Григорий Канович - Козленок за два гроша
— Доктор хвалил тебя, — не без гордости сказал Эфраим, усаживаясь на край кровати.
— За что?
— Говорит, веселый ты. Сам не унываешь и другим не даешь. Даст бог, выздоровеешь и вернешься. И я тебе еврейского медведя куплю.
— Еврейского медведя?
— Съезжу в Жвирбляй и куплю. Жвирбляйские медведи по семь-восемь литров молока дают. Попьешь, и хворь отступит.
— Козу? — рассмеялся Эзра. — Кто же ее еврейским медведем прозвал?
— Дед твой, Иаков. Помню, заболел на пасху. Ноги распухли. Как колоды. Кашель. Кровью харкает. Мать, прабабушка твоя Черна, уже из простыни саван сшила. Но тут кто-то посоветовал козье молоко…
— Спасибо, отец, но, видно, мне уже не понадобятся ни русские медведи, ни еврейские…
— Понадобятся… Еще как понадобятся. Я тебе, сынок, привет привез, — выпалил старик Эфраим.
— От Нехамы?
— И от Нехамы, и от Ханы, и от Фейги, и от той… в шляпе с пером. Передайте, говорит, что скоро свидимся, что он мне… что я…
Эзра не спускал с отца глаз, и Эфраиму стало даже неловко от его взгляда.
Эфраим помолчал, обвел взглядом палату, покосился на Эзру, вытер краем одеяла слезившиеся глаза и выдохнул:
— Она тебя любит.
— Теперь мне все равно.
— Эзра! — тихо сказал Эфраим. — Ты знаешь, что я об этом думаю… Прикинул я все за и против… и решил…
— Что?
— Так решил бы каждый отец. Если хочешь — женитесь! Только… только…
— Что?
— Дом есть… перекроете крышу… перестелите половицы… смените наличники на окнах…
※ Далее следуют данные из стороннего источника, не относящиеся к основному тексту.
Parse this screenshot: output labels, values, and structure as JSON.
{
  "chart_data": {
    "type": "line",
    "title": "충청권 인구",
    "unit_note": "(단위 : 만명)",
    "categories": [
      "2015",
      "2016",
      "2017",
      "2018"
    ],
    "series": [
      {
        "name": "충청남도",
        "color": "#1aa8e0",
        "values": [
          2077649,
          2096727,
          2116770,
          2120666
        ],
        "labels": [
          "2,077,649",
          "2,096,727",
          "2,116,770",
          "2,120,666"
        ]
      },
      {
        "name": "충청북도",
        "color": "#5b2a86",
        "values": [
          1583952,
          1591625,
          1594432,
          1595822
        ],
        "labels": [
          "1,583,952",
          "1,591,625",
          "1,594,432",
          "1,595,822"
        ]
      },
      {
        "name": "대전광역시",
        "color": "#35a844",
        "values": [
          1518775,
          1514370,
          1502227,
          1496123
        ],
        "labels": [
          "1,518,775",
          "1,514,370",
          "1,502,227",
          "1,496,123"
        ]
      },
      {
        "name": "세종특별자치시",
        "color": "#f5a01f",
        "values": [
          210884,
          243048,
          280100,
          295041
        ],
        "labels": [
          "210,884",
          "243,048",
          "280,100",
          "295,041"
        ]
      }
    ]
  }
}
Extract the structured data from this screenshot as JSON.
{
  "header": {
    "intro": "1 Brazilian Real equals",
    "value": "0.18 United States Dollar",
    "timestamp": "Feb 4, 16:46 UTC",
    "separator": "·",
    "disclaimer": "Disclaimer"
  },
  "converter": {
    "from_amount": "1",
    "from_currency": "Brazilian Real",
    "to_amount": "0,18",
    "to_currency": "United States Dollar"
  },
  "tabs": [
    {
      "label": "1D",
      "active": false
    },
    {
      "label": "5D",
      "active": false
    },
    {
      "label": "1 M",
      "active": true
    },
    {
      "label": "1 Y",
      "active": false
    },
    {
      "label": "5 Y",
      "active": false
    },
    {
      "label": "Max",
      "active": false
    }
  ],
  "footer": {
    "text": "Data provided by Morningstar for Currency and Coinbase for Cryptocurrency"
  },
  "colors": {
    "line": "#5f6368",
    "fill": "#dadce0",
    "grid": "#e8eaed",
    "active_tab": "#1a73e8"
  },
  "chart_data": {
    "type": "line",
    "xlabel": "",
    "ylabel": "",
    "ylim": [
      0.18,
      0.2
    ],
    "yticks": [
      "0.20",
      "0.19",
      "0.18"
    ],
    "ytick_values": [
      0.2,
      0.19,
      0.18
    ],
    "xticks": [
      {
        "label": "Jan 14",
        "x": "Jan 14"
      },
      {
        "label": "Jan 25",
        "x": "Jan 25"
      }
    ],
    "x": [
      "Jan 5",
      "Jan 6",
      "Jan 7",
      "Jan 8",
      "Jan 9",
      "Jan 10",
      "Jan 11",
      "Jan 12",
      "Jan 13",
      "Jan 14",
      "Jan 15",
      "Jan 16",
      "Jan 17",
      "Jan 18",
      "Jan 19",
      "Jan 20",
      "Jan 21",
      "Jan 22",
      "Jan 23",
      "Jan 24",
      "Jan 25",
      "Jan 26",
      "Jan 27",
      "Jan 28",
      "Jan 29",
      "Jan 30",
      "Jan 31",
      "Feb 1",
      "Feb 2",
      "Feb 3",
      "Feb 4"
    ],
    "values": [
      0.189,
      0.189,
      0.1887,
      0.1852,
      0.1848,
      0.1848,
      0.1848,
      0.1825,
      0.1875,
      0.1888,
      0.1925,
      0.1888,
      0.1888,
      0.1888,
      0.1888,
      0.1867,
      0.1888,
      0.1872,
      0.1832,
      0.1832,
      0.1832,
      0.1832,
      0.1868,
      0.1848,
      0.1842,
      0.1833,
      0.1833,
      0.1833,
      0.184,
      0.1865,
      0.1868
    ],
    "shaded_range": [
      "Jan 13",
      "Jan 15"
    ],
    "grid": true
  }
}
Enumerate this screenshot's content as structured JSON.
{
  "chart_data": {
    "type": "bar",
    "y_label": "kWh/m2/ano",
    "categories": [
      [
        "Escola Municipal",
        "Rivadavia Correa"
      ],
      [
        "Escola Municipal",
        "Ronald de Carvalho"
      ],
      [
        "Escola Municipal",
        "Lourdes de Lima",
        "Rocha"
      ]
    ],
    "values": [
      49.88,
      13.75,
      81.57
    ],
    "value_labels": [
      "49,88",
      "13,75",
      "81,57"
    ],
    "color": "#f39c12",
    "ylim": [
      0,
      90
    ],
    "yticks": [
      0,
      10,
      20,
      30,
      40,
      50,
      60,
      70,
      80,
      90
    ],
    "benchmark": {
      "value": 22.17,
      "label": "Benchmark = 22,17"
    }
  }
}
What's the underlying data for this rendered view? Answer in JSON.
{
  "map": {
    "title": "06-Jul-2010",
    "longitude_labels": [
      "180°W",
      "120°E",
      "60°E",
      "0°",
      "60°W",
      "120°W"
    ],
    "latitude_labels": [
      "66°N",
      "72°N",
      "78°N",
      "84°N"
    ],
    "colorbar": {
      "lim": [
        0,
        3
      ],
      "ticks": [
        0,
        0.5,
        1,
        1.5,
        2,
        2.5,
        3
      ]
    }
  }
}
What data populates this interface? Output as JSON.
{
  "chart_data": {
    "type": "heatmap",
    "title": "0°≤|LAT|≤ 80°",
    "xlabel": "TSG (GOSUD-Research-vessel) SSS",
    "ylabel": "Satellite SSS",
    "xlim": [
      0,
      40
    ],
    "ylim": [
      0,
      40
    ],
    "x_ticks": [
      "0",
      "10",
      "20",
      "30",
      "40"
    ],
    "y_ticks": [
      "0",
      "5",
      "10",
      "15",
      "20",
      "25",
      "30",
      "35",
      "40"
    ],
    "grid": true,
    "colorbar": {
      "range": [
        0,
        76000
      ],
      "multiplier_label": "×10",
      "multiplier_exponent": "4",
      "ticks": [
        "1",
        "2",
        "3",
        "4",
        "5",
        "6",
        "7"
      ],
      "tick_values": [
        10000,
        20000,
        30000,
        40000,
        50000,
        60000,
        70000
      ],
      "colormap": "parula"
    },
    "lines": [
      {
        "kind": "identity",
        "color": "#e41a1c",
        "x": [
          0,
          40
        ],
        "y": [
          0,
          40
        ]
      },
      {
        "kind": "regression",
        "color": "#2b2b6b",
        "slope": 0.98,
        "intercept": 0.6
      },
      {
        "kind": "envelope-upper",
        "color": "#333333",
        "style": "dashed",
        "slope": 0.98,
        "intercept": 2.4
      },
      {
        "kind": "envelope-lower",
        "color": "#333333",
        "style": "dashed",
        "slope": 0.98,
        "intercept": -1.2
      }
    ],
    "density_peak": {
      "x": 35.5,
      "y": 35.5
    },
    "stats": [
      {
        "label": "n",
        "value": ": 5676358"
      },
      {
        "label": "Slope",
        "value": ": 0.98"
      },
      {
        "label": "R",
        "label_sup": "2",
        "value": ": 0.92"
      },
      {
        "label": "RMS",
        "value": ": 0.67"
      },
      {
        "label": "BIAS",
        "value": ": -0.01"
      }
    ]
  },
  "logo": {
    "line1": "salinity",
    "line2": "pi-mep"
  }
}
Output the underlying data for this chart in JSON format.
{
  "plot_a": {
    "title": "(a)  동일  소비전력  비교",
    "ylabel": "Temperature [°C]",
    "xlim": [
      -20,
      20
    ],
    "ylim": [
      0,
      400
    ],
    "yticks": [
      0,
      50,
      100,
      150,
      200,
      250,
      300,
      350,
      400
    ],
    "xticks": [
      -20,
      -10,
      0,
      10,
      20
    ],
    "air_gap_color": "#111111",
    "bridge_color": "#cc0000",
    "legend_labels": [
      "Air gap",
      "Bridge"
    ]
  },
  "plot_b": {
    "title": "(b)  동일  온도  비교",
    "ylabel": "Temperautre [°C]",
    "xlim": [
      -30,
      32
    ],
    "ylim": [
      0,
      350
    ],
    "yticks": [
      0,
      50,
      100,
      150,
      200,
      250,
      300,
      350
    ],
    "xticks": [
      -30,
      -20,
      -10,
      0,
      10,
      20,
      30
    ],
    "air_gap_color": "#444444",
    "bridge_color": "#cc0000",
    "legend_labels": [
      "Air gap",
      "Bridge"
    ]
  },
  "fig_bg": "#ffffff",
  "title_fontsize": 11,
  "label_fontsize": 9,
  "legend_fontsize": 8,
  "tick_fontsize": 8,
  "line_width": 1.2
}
Эфраим спешил все это выговорить сразу, без запинки, но он то и дело запинался, да к тому же глаза слезились, будто в палату дыму напустили. А может, и впрямь напустили. Чем дальше, тем туманнее делались лица, и Эзра был в какой-то дымке, чужой, отрешенный, зашептанный.
— Что ты сказал? — переспросил он отца.
— Только… только… живи… Только не попадай туда, где нет ни крестов, ни семисвечников, ни браги… Господи! Сколько мертвых я перевидал на своем веку — молодых, старых, счастливых, несчастных, облагороженных и изуродованных смертью… Но представить мертвыми вас… моих сыновей… не могу!..
Старик Эфраим опустил голову.
— Делай что хочешь!.. Безумствуй! Пей! Отрекайся! Только живи! Только живи!..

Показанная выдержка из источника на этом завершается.